На протяжении всего этого обсуждения Гитлер неоднократно заявлял, что Сталинград ни при каких обстоятельствах отдавать нельзя.

"Вновь мы его больше никогда не получим. Что это значит, мы знаем. Я не могу также организовать каких-нибудь внезапных операций. В этот раз опять, к сожалению, мы опоздали. Все пошло бы быстрей, если бы не задержались так долго у Воронежа. Можно было достичь этого первым ударом. Если мы добровольно отдадим Сталинград,- продолжал Гитлер,- то весь этот поход утратит свой смысл. Полагать, что я еще раз сумею сюда вернуться - безумие. Сейчас, в зимнее время, мы можем построить имеющимися силами надежные отсечные позиции. Враг в настоящее время имеет ограниченные возможности транспортировки по имеющейся у него железнодорожной линии. Растает лед, и в его распоряжении окажется такая транспортная артерия, как Волга. Он знает, какое преимущество это ему даст. Тогда мы здесь больше не продвинемся вперед, именно поэтому мы не имеем права уходить отсюда. Для достижения этой цели было пролито слишком много крови. Все это я считаю само собой разумеющимся"{130}. Если удержаться в районе Сталинграда, говорил он, то последствия можно будет сравнить с исходом дела под Харьковом. "С помощью харьковского мешка мы дошли почти до Краснодара",-напомнил Гитлер{131}.

Дальше Гитлер рассуждал о том, что немецкое командование, если будет правильно действовать, сможет осуществить двухсторонний охват группировки советских войск в районе Сталинграда, а затем продолжить выполнение ранее поставленных задач. "Я считаю,- утверждал Гитлер,- правильным сначала нанести удар с юга на север и прорвать кольцо. Только после этого продолжить удар на восток, но это, конечно, музыка будущего. Сначала надо найти и собрать для этого силы. Решающим, конечно, является то, как пройдет сегодня день для итальянцев"{132}.

Из этой стенограммы, приведенной в извлечениях, можно сделать некоторые выводы.

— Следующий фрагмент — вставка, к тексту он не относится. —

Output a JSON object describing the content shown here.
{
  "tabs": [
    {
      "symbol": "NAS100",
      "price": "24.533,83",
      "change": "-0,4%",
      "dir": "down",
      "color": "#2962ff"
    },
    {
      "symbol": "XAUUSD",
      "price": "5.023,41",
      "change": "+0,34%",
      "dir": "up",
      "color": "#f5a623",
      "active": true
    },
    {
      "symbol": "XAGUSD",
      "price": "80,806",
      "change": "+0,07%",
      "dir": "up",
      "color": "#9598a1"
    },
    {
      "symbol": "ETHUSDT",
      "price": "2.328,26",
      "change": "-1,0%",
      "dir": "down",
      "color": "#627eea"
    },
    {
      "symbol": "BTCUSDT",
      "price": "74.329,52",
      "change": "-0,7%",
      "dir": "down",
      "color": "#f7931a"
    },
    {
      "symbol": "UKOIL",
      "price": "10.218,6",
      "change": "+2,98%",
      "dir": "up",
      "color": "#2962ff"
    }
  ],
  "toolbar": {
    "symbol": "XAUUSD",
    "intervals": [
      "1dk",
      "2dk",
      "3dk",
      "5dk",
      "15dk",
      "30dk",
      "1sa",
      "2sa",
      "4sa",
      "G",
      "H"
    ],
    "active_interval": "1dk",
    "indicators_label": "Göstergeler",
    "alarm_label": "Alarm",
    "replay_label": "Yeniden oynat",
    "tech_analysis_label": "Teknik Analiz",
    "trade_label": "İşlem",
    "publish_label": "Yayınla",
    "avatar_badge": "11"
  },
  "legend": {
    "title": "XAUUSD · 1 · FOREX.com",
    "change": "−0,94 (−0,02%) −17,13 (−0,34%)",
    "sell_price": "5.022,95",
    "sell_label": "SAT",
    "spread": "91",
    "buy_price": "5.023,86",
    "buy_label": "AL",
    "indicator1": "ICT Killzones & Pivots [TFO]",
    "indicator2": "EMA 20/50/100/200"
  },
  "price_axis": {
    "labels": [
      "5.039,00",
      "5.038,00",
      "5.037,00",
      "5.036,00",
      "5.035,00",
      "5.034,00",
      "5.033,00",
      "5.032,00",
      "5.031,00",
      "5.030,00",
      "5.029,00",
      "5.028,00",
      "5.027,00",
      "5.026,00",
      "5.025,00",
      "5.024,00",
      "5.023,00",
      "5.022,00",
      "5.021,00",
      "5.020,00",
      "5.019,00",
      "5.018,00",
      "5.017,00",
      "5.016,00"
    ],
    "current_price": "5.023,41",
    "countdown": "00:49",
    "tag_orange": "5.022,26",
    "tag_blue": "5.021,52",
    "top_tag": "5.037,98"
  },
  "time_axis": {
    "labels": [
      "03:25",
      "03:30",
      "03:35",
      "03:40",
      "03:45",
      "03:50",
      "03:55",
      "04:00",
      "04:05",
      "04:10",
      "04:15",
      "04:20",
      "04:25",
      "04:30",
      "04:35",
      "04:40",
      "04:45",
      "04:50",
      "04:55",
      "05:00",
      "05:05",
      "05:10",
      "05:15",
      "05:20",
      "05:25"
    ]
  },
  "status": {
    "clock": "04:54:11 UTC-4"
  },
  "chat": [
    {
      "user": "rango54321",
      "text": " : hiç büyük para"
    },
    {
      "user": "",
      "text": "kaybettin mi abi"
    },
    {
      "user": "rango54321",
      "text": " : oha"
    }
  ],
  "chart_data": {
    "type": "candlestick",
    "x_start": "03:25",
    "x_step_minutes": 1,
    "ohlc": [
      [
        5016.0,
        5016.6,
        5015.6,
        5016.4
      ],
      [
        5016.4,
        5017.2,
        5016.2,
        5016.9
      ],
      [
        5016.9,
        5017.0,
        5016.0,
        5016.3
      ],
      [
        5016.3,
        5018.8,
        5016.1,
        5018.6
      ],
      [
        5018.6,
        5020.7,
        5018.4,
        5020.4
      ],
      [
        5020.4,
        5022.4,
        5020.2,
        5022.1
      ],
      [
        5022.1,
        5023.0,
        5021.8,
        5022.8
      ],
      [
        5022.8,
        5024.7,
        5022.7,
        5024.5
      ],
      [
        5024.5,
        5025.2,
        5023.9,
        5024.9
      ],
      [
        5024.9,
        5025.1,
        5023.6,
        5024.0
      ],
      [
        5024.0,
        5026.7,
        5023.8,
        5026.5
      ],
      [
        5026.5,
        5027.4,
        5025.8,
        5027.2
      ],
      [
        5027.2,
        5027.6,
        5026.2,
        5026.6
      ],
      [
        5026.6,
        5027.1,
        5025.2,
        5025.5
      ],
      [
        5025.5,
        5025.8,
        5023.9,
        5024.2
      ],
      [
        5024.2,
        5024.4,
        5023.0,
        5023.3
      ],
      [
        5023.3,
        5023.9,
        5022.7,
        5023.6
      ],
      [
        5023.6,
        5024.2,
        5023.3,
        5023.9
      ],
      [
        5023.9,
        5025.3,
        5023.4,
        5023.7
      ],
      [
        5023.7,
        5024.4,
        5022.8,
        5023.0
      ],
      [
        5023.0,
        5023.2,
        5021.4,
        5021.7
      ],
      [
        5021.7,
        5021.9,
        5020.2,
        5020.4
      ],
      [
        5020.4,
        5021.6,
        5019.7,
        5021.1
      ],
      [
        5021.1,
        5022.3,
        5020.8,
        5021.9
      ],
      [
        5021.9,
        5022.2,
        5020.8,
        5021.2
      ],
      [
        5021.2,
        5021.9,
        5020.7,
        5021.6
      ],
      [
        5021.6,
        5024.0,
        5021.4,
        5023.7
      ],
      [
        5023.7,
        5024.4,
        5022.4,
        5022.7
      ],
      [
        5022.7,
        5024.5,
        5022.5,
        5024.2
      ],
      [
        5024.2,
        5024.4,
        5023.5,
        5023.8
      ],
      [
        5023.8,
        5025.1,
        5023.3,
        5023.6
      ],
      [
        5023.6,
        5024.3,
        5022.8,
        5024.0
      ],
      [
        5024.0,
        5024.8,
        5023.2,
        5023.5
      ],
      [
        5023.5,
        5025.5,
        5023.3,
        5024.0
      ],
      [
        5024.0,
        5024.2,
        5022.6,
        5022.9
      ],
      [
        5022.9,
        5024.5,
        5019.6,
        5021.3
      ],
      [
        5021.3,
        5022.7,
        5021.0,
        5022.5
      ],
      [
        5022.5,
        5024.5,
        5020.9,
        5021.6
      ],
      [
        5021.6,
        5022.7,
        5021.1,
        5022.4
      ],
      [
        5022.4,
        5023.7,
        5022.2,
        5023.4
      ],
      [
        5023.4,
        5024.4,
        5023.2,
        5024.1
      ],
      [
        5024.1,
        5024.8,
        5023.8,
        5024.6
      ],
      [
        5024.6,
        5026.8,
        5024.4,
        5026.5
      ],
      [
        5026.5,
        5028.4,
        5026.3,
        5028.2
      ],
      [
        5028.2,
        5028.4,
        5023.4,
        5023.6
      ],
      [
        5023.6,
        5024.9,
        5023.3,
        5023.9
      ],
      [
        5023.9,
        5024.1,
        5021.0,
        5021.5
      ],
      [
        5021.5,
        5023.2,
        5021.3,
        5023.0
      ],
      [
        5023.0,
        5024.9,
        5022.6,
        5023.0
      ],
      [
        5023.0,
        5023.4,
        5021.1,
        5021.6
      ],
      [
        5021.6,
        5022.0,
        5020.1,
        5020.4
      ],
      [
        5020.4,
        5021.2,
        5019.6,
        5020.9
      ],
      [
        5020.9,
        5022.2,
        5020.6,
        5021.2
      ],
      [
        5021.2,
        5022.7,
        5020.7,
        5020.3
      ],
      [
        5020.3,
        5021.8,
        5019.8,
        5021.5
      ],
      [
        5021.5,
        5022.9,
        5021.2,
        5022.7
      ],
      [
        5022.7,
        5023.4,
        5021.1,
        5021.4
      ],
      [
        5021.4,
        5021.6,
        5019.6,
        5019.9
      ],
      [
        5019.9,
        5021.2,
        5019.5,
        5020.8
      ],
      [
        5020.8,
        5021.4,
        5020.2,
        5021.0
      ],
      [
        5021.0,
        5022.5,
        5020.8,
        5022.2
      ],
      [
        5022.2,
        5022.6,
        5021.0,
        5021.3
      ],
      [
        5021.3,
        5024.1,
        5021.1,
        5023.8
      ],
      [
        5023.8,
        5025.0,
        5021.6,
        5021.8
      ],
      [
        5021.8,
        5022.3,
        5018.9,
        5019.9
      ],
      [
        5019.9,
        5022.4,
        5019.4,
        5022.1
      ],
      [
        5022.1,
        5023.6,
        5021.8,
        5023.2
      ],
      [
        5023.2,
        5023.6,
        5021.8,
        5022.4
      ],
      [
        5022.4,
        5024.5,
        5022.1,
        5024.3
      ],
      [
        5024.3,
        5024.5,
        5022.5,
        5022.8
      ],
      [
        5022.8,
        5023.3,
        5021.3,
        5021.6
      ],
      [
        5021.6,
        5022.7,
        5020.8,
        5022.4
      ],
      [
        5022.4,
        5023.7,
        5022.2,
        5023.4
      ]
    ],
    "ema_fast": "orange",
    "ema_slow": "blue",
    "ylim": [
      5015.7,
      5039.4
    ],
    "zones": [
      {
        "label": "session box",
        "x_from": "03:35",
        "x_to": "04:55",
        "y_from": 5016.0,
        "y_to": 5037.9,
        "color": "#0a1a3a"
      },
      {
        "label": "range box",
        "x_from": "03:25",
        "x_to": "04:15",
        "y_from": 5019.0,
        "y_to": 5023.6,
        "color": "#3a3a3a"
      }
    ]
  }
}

Не будет большим преувеличением сказать, что Гитлер оказался более дальновидным, чем его генералы, при оценке положения на Среднем Дону, где оборону держала 8-я итальянская армия. Он больше опасался, что здесь произойдет катастрофа, и она действительно произошла через несколько дней после совещания в "Волчьем логове". Однако не это является главным наблюдением и выводом. Поражает тупое и чванливое заблуждение Гитлера и его окружения в оценке общей обстановки на южном крыле советско-германского фронта, а особенно их рассуждения о том, что сталинградский "мешок" дает немцам еще большие возможности, чем харьковский. Гитлер, Цейтцлер и другие явно не видели события в их истинном свете.

Даже на завершающей стадии Сталинградской битвы, оборачивающейся трагедией для самого врага, гитлеровские стратеги продолжали находиться под гипнозом былых военных удач, Они полагали, что успех Красной Армии в конечном счете обернется против советской стороны в пользу вермахта. Гитлер не спешил с отводом группы армий "А" с Кавказа, считая, что еще есть время, чтобы стянуть к Сталинграду новые крупные силы и повернуть борьбу на Восточном фронте в нужном ему направлении. Однако ноябрьские и декабрьские дни 1942 г. показали, что события на фронте развиваются не так, как этого хотелось врагу.